In my early years in the UK, television really meant something to me. It was clearly the most powerful instrument, with programmes that helped influence real and effective changes for real people caught up in real mess world-wide. It used to air programs that would make you think seriously about life rather than your phone-in votes or your red button vote on the remote control. Certainly television here enlightened me about the ethnic cleansing that was going on in Kosovo, the bloody civil war in Chechnya and it definitely made me eager to find out more about Israel and Palestine.
But even though it seemed to do a better job then, it still left me worried and disappointed about the coverage of my own people.
I think there’s always been a hole in the coverage of my country and my continent. It’s the big powerful silent mass – the innocent, the ordinary, the good and the decent, the people who get stuck in the middle of whatever events their “masters” play their roles in.

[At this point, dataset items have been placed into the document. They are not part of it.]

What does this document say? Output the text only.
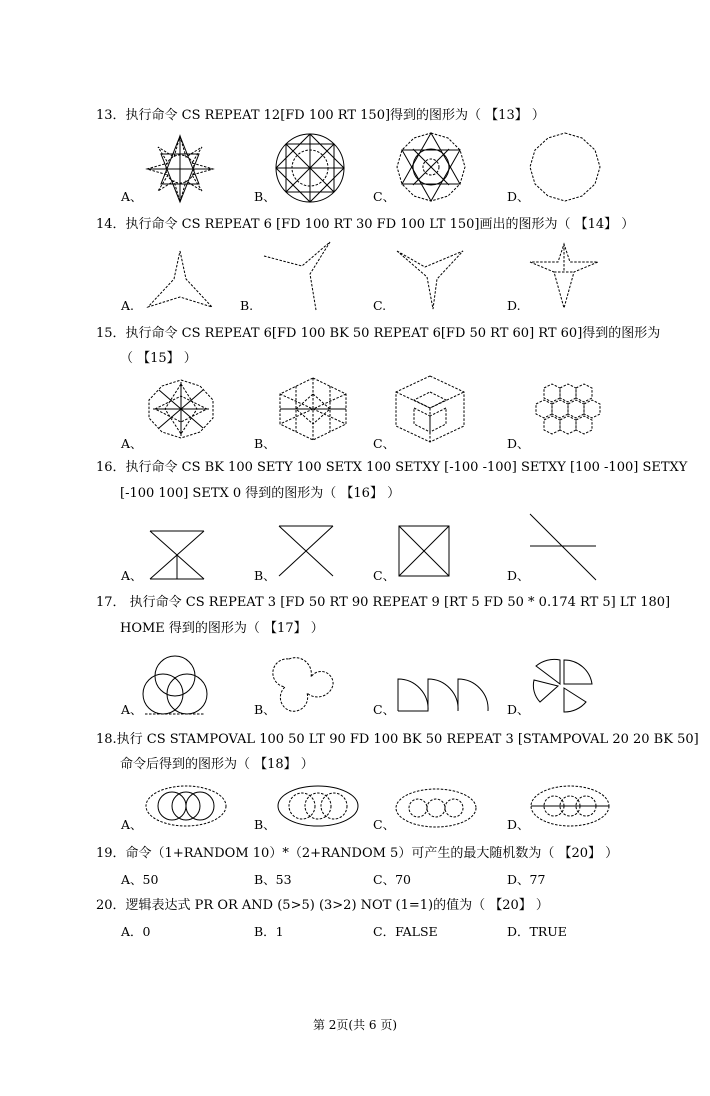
13．执行命令 CS REPEAT 12[FD 100 RT 150]得到的图形为（ 【13】 ）
A、	B、	C、	D、
14．执行命令 CS REPEAT 6 [FD 100 RT 30 FD 100 LT 150]画出的图形为（ 【14】 ）
A.	B.	C.	D.
15．执行命令 CS REPEAT 6[FD 100 BK 50 REPEAT 6[FD 50 RT 60] RT 60]得到的图形为
（ 【15】 ）
A、	B、	C、	D、
16．执行命令 CS BK 100 SETY 100 SETX 100 SETXY [-100 -100] SETXY [100 -100] SETXY
[-100 100] SETX 0 得到的图形为（ 【16】 ）
A、	B、	C、	D、
17． 执行命令 CS REPEAT 3 [FD 50 RT 90 REPEAT 9 [RT 5 FD 50 * 0.174 RT 5] LT 180]
HOME 得到的图形为（ 【17】 ）
A、	B、	C、	D、
18.执行 CS STAMPOVAL 100 50 LT 90 FD 100 BK 50 REPEAT 3 [STAMPOVAL 20 20 BK 50]
命令后得到的图形为（ 【18】 ）
A、	B、	C、	D、
19．命令（1+RANDOM 10）*（2+RANDOM 5）可产生的最大随机数为（ 【20】 ）
A、50	B、53	C、70	D、77
20．逻辑表达式 PR OR AND (5>5) (3>2) NOT (1=1)的值为（ 【20】 ）
A．0	B．1	C．FALSE	D．TRUE
第 2页(共 6 页)
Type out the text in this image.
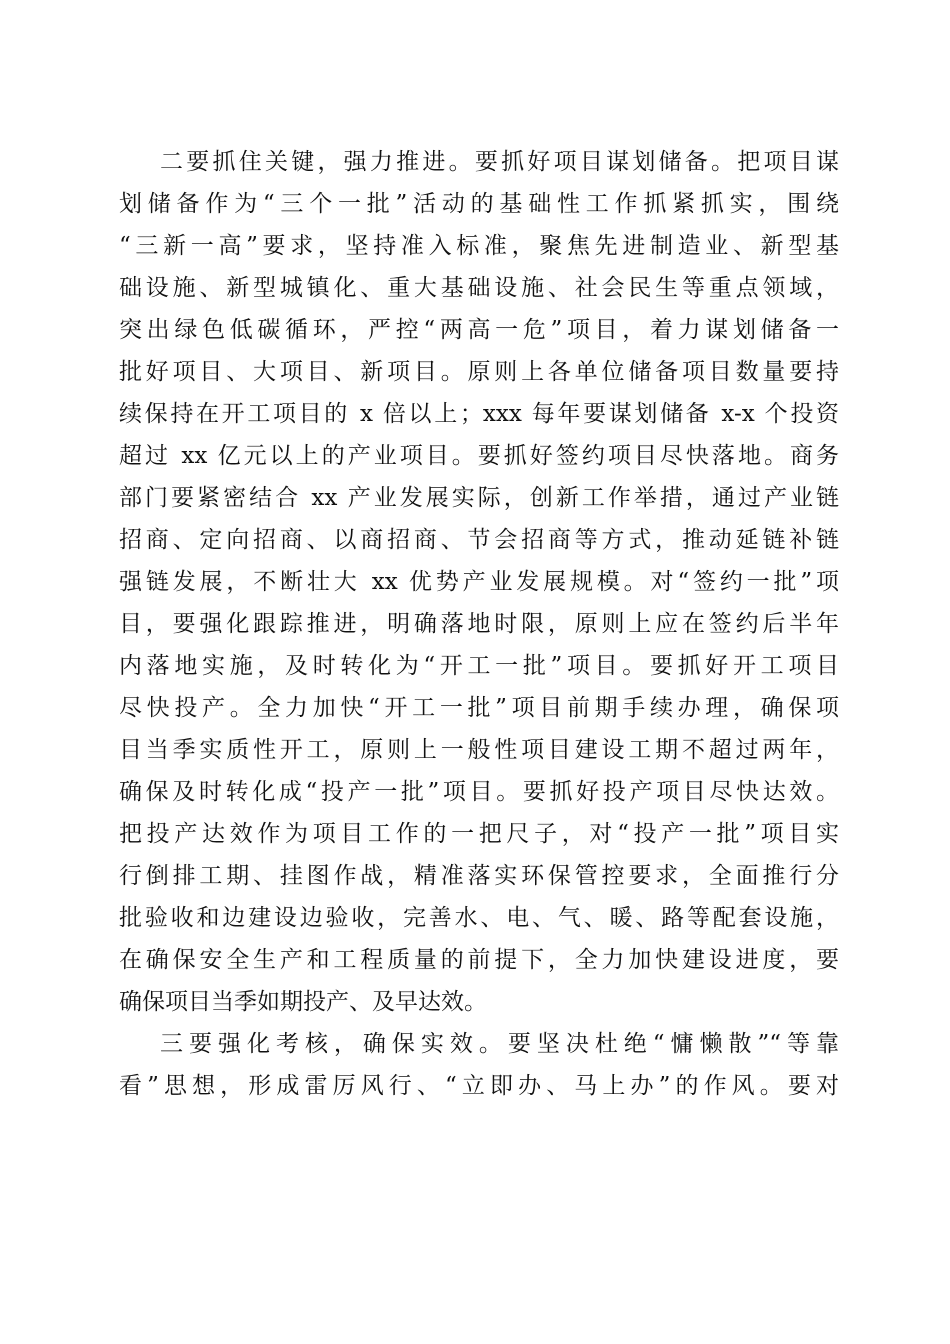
二要抓住关键，强力推进。要抓好项目谋划储备。把项目谋
划储备作为“三个一批”活动的基础性工作抓紧抓实，围绕
“三新一高”要求，坚持准入标准，聚焦先进制造业、新型基
础设施、新型城镇化、重大基础设施、社会民生等重点领域，
突出绿色低碳循环，严控“两高一危”项目，着力谋划储备一
批好项目、大项目、新项目。原则上各单位储备项目数量要持
续保持在开工项目的 x 倍以上；xxx 每年要谋划储备 x-x 个投资
超过 xx 亿元以上的产业项目。要抓好签约项目尽快落地。商务
部门要紧密结合 xx 产业发展实际，创新工作举措，通过产业链
招商、定向招商、以商招商、节会招商等方式，推动延链补链
强链发展，不断壮大 xx 优势产业发展规模。对“签约一批”项
目，要强化跟踪推进，明确落地时限，原则上应在签约后半年
内落地实施，及时转化为“开工一批”项目。要抓好开工项目
尽快投产。全力加快“开工一批”项目前期手续办理，确保项
目当季实质性开工，原则上一般性项目建设工期不超过两年，
确保及时转化成“投产一批”项目。要抓好投产项目尽快达效。
把投产达效作为项目工作的一把尺子，对“投产一批”项目实
行倒排工期、挂图作战，精准落实环保管控要求，全面推行分
批验收和边建设边验收，完善水、电、气、暖、路等配套设施，
在确保安全生产和工程质量的前提下，全力加快建设进度，要
确保项目当季如期投产、及早达效。
三要强化考核，确保实效。要坚决杜绝“慵懒散”“等靠
看”思想，形成雷厉风行、“立即办、马上办”的作风。要对
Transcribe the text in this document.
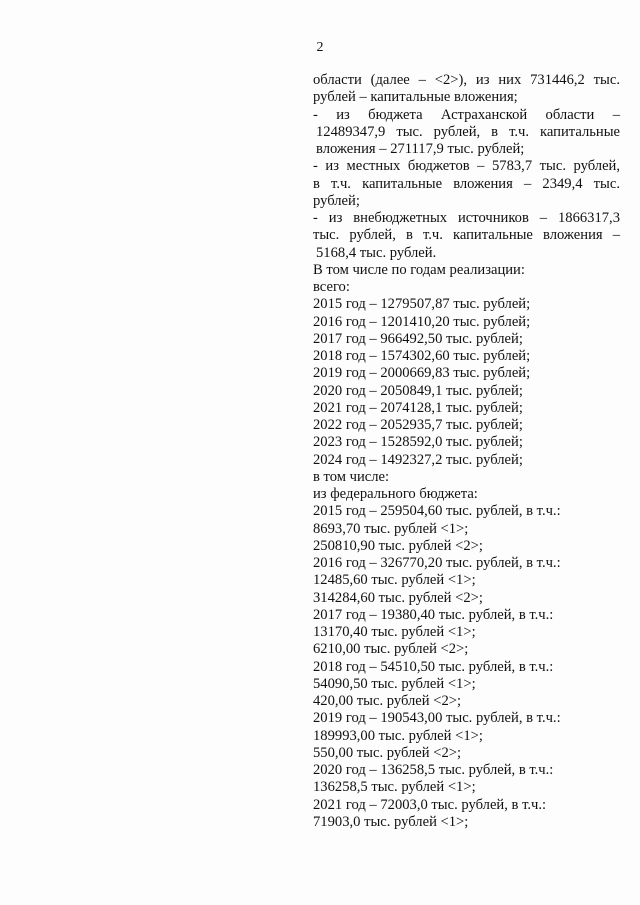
2
области (далее – <2>), из них 731446,2 тыс.
рублей – капитальные вложения;
- из бюджета Астраханской области –
12489347,9 тыс. рублей, в т.ч. капитальные
вложения – 271117,9 тыс. рублей;
- из местных бюджетов – 5783,7 тыс. рублей,
в т.ч. капитальные вложения – 2349,4 тыс.
рублей;
- из внебюджетных источников – 1866317,3
тыс. рублей, в т.ч. капитальные вложения –
5168,4 тыс. рублей.
В том числе по годам реализации:
всего:
2015 год – 1279507,87 тыс. рублей;
2016 год – 1201410,20 тыс. рублей;
2017 год – 966492,50 тыс. рублей;
2018 год – 1574302,60 тыс. рублей;
2019 год – 2000669,83 тыс. рублей;
2020 год – 2050849,1 тыс. рублей;
2021 год – 2074128,1 тыс. рублей;
2022 год – 2052935,7 тыс. рублей;
2023 год – 1528592,0 тыс. рублей;
2024 год – 1492327,2 тыс. рублей;
в том числе:
из федерального бюджета:
2015 год – 259504,60 тыс. рублей, в т.ч.:
8693,70 тыс. рублей <1>;
250810,90 тыс. рублей <2>;
2016 год – 326770,20 тыс. рублей, в т.ч.:
12485,60 тыс. рублей <1>;
314284,60 тыс. рублей <2>;
2017 год – 19380,40 тыс. рублей, в т.ч.:
13170,40 тыс. рублей <1>;
6210,00 тыс. рублей <2>;
2018 год – 54510,50 тыс. рублей, в т.ч.:
54090,50 тыс. рублей <1>;
420,00 тыс. рублей <2>;
2019 год – 190543,00 тыс. рублей, в т.ч.:
189993,00 тыс. рублей <1>;
550,00 тыс. рублей <2>;
2020 год – 136258,5 тыс. рублей, в т.ч.:
136258,5 тыс. рублей <1>;
2021 год – 72003,0 тыс. рублей, в т.ч.:
71903,0 тыс. рублей <1>;
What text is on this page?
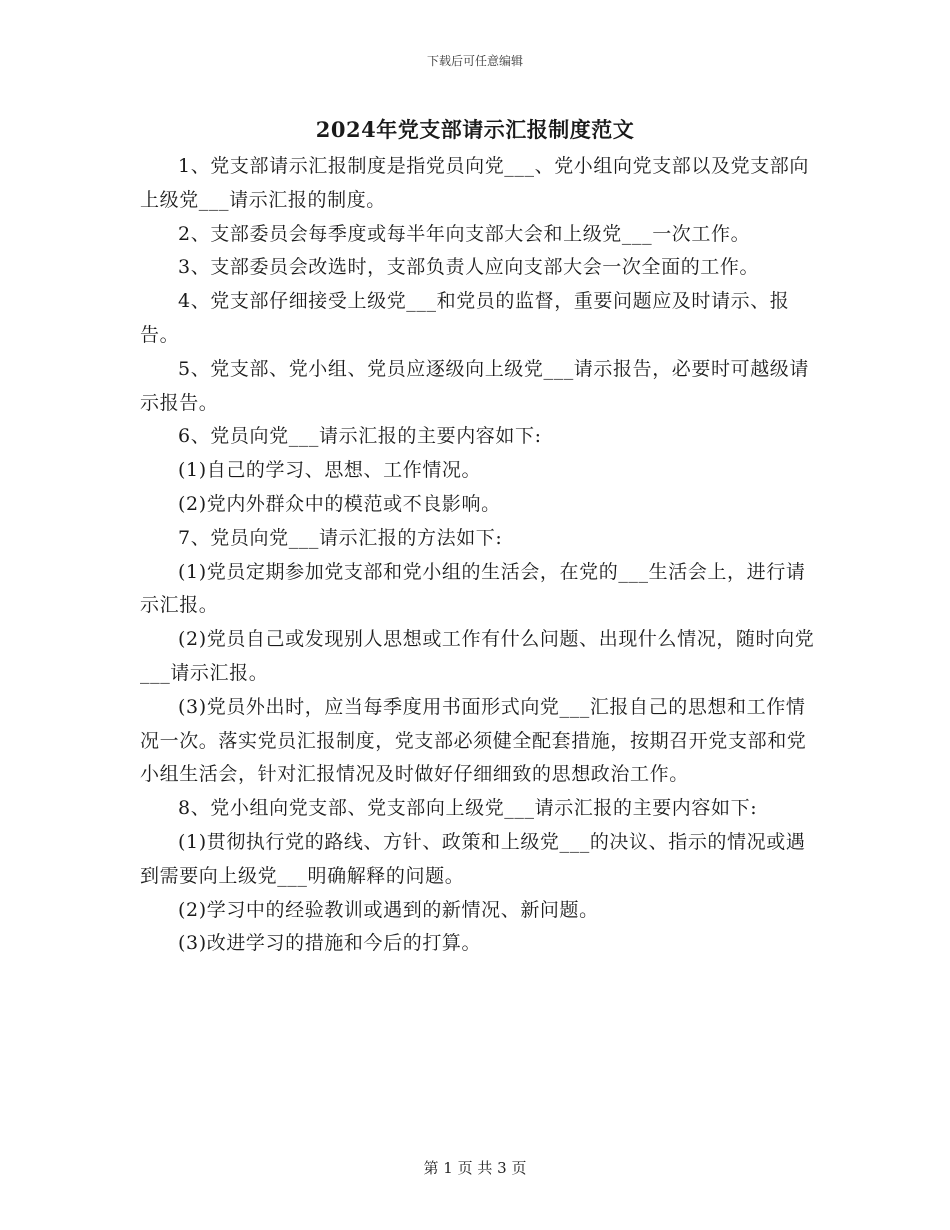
下载后可任意编辑
2024年党支部请示汇报制度范文

1、党支部请示汇报制度是指党员向党___、党小组向党支部以及党支部向上级党___请示汇报的制度。

2、支部委员会每季度或每半年向支部大会和上级党___一次工作。

3、支部委员会改选时，支部负责人应向支部大会一次全面的工作。

4、党支部仔细接受上级党___和党员的监督，重要问题应及时请示、报告。

5、党支部、党小组、党员应逐级向上级党___请示报告，必要时可越级请示报告。

6、党员向党___请示汇报的主要内容如下:

(1)自己的学习、思想、工作情况。

(2)党内外群众中的模范或不良影响。

7、党员向党___请示汇报的方法如下:

(1)党员定期参加党支部和党小组的生活会，在党的___生活会上，进行请示汇报。

(2)党员自己或发现别人思想或工作有什么问题、出现什么情况，随时向党___请示汇报。

(3)党员外出时，应当每季度用书面形式向党___汇报自己的思想和工作情况一次。落实党员汇报制度，党支部必须健全配套措施，按期召开党支部和党小组生活会，针对汇报情况及时做好仔细细致的思想政治工作。

8、党小组向党支部、党支部向上级党___请示汇报的主要内容如下:

(1)贯彻执行党的路线、方针、政策和上级党___的决议、指示的情况或遇到需要向上级党___明确解释的问题。

(2)学习中的经验教训或遇到的新情况、新问题。

(3)改进学习的措施和今后的打算。

第 1 页 共 3 页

So somehow, I suppose it is those people who I feel responsibility for
in my work. I am one of them. They are my people – in Sierra Leone
and in the whole of Africa and indeed in the whole world. I have met them
in Freetown, capital of my country. I’ve met them in Kabul, the
capital of Afghanistan and in London where I live now.
I think in the normal journalism, these people, my people, are too often ignored, they are powerless, they have no voice at all. The only sound we hear from them – is their crying. Well, if I have a job, then my job is to hear their voices and make sure that the rest of the world hears their voices too.